Adaptive packaging is a strategy companies use to ensure everyone can access and use products with ease. This type of design recognises that peoples’ needs are diverse, whether that is due to a disability, age or cultural background.

Today, there’s a growing demand for products everyone can use due to the increasing awareness that all consumers deserve consideration. Consumers of varied disabilities and cultural backgrounds are increasingly influencing the market, urging companies to consider their products’ accessibility.

Adaptive packaging is the answer, providing a way for products to reach a broader audience. By understanding and responding to consumer challenges, companies can use it to become truly customer-centric.

The Importance of Adaptive Packaging

In a world where individual needs are as varied as the individuals themselves, making products more inclusive is highly important. Inclusivity in product design reflects a society that values every member.

As of 2021, England alone reported that 9.8 million people were living with disabilities. With adaptive packaging design, companies can ensure people with disabilities and beyond have access to their products. When businesses design products with everyone in mind, they can ensure people live more independently and enjoy the same conveniences afforded to the broader population.

Adaptive packaging design is also a moral imperative to addressing the needs of those underrepresented in society. It aligns with the global movements toward diversity and equality, recognising the need for differentiation in varied target markets. When companies explore cultural and linguistic differences, it reinforces their brand’s position as a considerate and inclusive player among the competition.

Lastly, there are regulations for design through ISO 17480:2015. Adaptive packaging adheres to its principles, which outline a framework for accessibility and usability in packaging. By following these guidelines, you can ensure a universal design approach that benefits all customers.

How Adaptive Packaging Design Makes Products More Inclusive

Adaptive packaging design welcomes everyone through inclusivity in numerous ways.

1. Improved Ergonomics

Among the foremost strategies for making packaging more inclusive is ergonomics. Ergonomic packaging is a tactic used to make products easy for everyone to handle, regardless of their physical capabilities. It considers the physical interaction between the product and its user, considering how a consumer holds and opens the products and uses them daily.

Ergonomic design can also extend to the equipment used in adaptive packaging and processing. For example, one company’s case erector incorporates a tip-up design that manages small and irregular cases, optimising the machine’s handling capability. This approach ensures the final packaged product is handled gently, improving the end user’s experience with packaging that is easier to manage and open.

2. Easy-to-Open Features

Adaptive packaging ensures everyone can access products without unnecessary struggle or assistance. These features are crucial for individuals with limited dexterity, such as those with arthritis.

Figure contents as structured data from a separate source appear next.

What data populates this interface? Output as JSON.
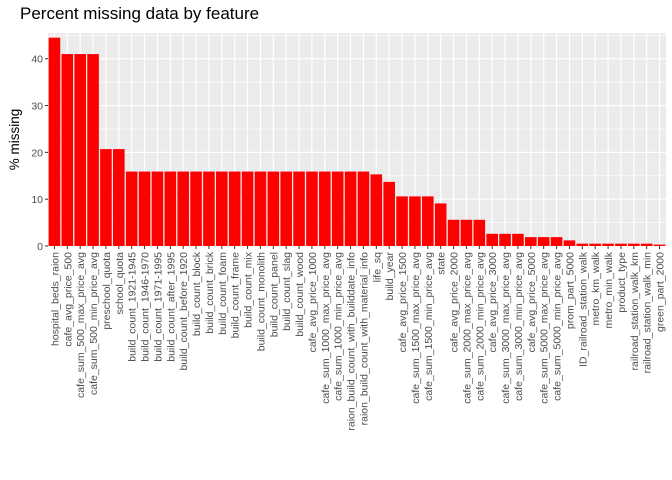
{
  "chart_data": {
    "type": "bar",
    "title": "Percent missing data by feature",
    "xlabel": "",
    "ylabel": "% missing",
    "ylim": [
      0,
      45.5
    ],
    "yticks": [
      0,
      10,
      20,
      30,
      40
    ],
    "bar_color": "#ff0000",
    "panel_background": "#ebebeb",
    "grid": true,
    "legend": "none",
    "categories": [
      "hospital_beds_raion",
      "cafe_avg_price_500",
      "cafe_sum_500_max_price_avg",
      "cafe_sum_500_min_price_avg",
      "preschool_quota",
      "school_quota",
      "build_count_1921-1945",
      "build_count_1946-1970",
      "build_count_1971-1995",
      "build_count_after_1995",
      "build_count_before_1920",
      "build_count_block",
      "build_count_brick",
      "build_count_foam",
      "build_count_frame",
      "build_count_mix",
      "build_count_monolith",
      "build_count_panel",
      "build_count_slag",
      "build_count_wood",
      "cafe_avg_price_1000",
      "cafe_sum_1000_max_price_avg",
      "cafe_sum_1000_min_price_avg",
      "raion_build_count_with_builddate_info",
      "raion_build_count_with_material_info",
      "life_sq",
      "build_year",
      "cafe_avg_price_1500",
      "cafe_sum_1500_max_price_avg",
      "cafe_sum_1500_min_price_avg",
      "state",
      "cafe_avg_price_2000",
      "cafe_sum_2000_max_price_avg",
      "cafe_sum_2000_min_price_avg",
      "cafe_avg_price_3000",
      "cafe_sum_3000_max_price_avg",
      "cafe_sum_3000_min_price_avg",
      "cafe_avg_price_5000",
      "cafe_sum_5000_max_price_avg",
      "cafe_sum_5000_min_price_avg",
      "prom_part_5000",
      "ID_railroad_station_walk",
      "metro_km_walk",
      "metro_min_walk",
      "product_type",
      "railroad_station_walk_km",
      "railroad_station_walk_min",
      "green_part_2000"
    ],
    "values": [
      44.5,
      41.0,
      41.0,
      41.0,
      20.7,
      20.7,
      15.9,
      15.9,
      15.9,
      15.9,
      15.9,
      15.9,
      15.9,
      15.9,
      15.9,
      15.9,
      15.9,
      15.9,
      15.9,
      15.9,
      15.9,
      15.9,
      15.9,
      15.9,
      15.9,
      15.3,
      13.7,
      10.6,
      10.6,
      10.6,
      9.1,
      5.6,
      5.6,
      5.6,
      2.6,
      2.6,
      2.6,
      1.9,
      1.9,
      1.9,
      1.2,
      0.5,
      0.5,
      0.5,
      0.5,
      0.5,
      0.5,
      0.3
    ]
  }
}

Procter & Gamble’s initiative with Olay moisturisers introduced easy-open lids by providing winged caps and raised grips. These products accommodate users’ needs with limited hand strength, creating a seamless and inclusive experience for all.

3. Visual Accessibility

Visual accessibility in adaptive packaging design considers individuals with visual impairments. This includes using high-contrast colours for text and background, large and legible font sizes and clear, simplified imagery. Additionally, it incorporates tactile elements like Braille to enhance further usability for those who rely on touch to read information.

Some pharmaceutical companies have started implementing distinct colour coding to help users identify different medications without confusion. In pharmaceutical packaging, clarity and legibility can be a matter of safety, so visual accessibility is key to providing a better user experience.

4. Use of Technology

Integrating technology into packaging design can be a huge step toward inclusivity. Leveraging innovative technologies enables product users to access information and functionality equally.

One approach to this development is packaging labels that interact with smartphone apps. These labels incorporate QR codes and NFC (near field communication) tags. When scanned or tapped with a smartphone, the app provides auditory information about the product. This technology is especially useful for visually impaired users who need product descriptions, usage instructions and ingredient lists.

5. Cultural Sensitivity

Cultural sensitivity involves understanding and respecting different consumer groups’ cultural norms and values. While this approach ensures inclusivity in adaptive packaging, it also forges a stronger relationship between the brand and its customers.

Incorporating cultural sensitivity into packaging means considering language options, colour significance and imagery to avoid misinterpretation. For example, colours one culture considers lucky might not be as favourable in another. Similarly, brands that use symbols and imagery in packaging should choose them with an awareness of their cultural meanings.

Multinational companies often apply this in their packaging design for different food markets. This could include altering graphics to better reflect local tastes and traditions or including multiple language options. For instance, a brand selling in a market with a high percentage of Muslim consumers would ensure their packaging carries halal certification prominently. They would also ensure it adheres to cultural norms around food consumption.

Incorporating Inclusivity Through Adaptive Packaging

Consider adaptive packaging as more than a design philosophy. Instead, think of it as a commitment to inclusivity, recognizing and addressing diverse consumer needs. By adding elements that cater to all consumers, companies can create products that speak to everyone.